The Caitlin Clark Experience

By: Daniel Alkana

With the first pick in the WNBA 2024 Draft, the Indiana Fever chose Caitlin Clark, the standout guard from the University of Iowa. 

Clark shattered shooting records across the NCAA during her four-year tenure at Iowa. She set the record for both men’s and women’s NCAA most 3-pointers in a single season, most career 3-pointers, most career points, along with the women’s most points in a single season and other NCAA Tournament records. 

Clark also led Iowa to back-to-back national championship games. Although Iowa lost both championships, Clark’s record-setting career garnered national media coverage, especially throughout the 2024 season, leading to the Women’s NCAA National Championship outperforming the Men’s NCAA National Championship in viewership for the first time in history with a peak of 24 million viewers. 

After completing her senior year at Iowa, Clark declared for the WNBA Draft. The Fever secured the first-round pick of the draft through a lottery in December of 2023. With Clark’s prominence, it had been widely known that she would be heading to Indiana. 

However, the impact of Clark’s 2024 season on women’s basketball fans was unprecedented. More than 6,000 fans packed the Fever’s Gainbridge Fieldhouse stadium for a draft watch party, along with 2.4 million viewers across ESPN’s televised coverage of the draft. Yet another Clark milestone set in what is being named the “Caitlin Clark Experience.”

Even with all her accolades and success, some say Clark’s biggest achievement is yet to come. After the draft, it was disclosed that Clark’s four-year contract with the Fever would earn her $338,056, with a rookie year payout of $76,500, compared to last year’s first pick of the NBA Draft Victor Wembanyama’s $12.1 million contract. 

This pay discrepancy has rekindled the conversation of the gap in pay between women’s and men’s professional basketball. 

Some believe Clark will be the light at the end of the tunnel for equality of pay, if not at least a restructure of contracts and incentives for women professional athletes.

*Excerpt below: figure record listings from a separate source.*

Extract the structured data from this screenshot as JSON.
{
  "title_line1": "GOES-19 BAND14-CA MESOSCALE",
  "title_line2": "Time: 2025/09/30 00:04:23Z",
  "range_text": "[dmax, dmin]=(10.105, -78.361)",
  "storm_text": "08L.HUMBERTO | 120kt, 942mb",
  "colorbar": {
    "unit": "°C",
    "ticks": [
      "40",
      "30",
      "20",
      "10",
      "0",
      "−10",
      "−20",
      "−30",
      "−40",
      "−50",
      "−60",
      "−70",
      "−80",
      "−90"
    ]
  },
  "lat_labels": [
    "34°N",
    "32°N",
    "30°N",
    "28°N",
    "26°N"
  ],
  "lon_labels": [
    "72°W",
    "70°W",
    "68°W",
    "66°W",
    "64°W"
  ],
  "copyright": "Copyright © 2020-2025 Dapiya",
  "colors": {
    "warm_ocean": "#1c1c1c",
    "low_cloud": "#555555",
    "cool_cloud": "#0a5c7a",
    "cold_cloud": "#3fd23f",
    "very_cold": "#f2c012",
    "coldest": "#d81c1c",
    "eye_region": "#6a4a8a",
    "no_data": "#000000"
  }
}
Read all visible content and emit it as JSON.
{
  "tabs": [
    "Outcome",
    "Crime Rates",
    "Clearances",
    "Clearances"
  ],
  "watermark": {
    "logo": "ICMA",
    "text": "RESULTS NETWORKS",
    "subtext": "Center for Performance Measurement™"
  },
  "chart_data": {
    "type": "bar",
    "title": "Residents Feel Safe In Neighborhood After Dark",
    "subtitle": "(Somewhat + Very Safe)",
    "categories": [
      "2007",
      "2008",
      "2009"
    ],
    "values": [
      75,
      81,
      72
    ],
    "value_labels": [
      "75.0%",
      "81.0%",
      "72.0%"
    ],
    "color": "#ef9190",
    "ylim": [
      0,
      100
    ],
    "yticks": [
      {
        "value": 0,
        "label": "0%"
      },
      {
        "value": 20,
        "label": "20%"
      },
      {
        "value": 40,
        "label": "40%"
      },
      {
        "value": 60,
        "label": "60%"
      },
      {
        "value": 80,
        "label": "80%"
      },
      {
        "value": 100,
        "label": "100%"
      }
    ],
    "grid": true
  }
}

To add fuel to the pay discrepancy fire, the online sports retailer Fanatic disclosed that the Indiana Fever Clark basketball jersey had sold out within an hour of going live. 

Clark has broken records across the NCAA, brought unprecedented amounts of viewership and shed more light on social and financial discrepancies in sports. All of this without playing a professional league game of basketball yet. It is uncertain what the future holds for Clark in the WNBA; however, it is certain that the Indian Fever, sports fans and America could finally have their “Michael Jordan” of women’s sports.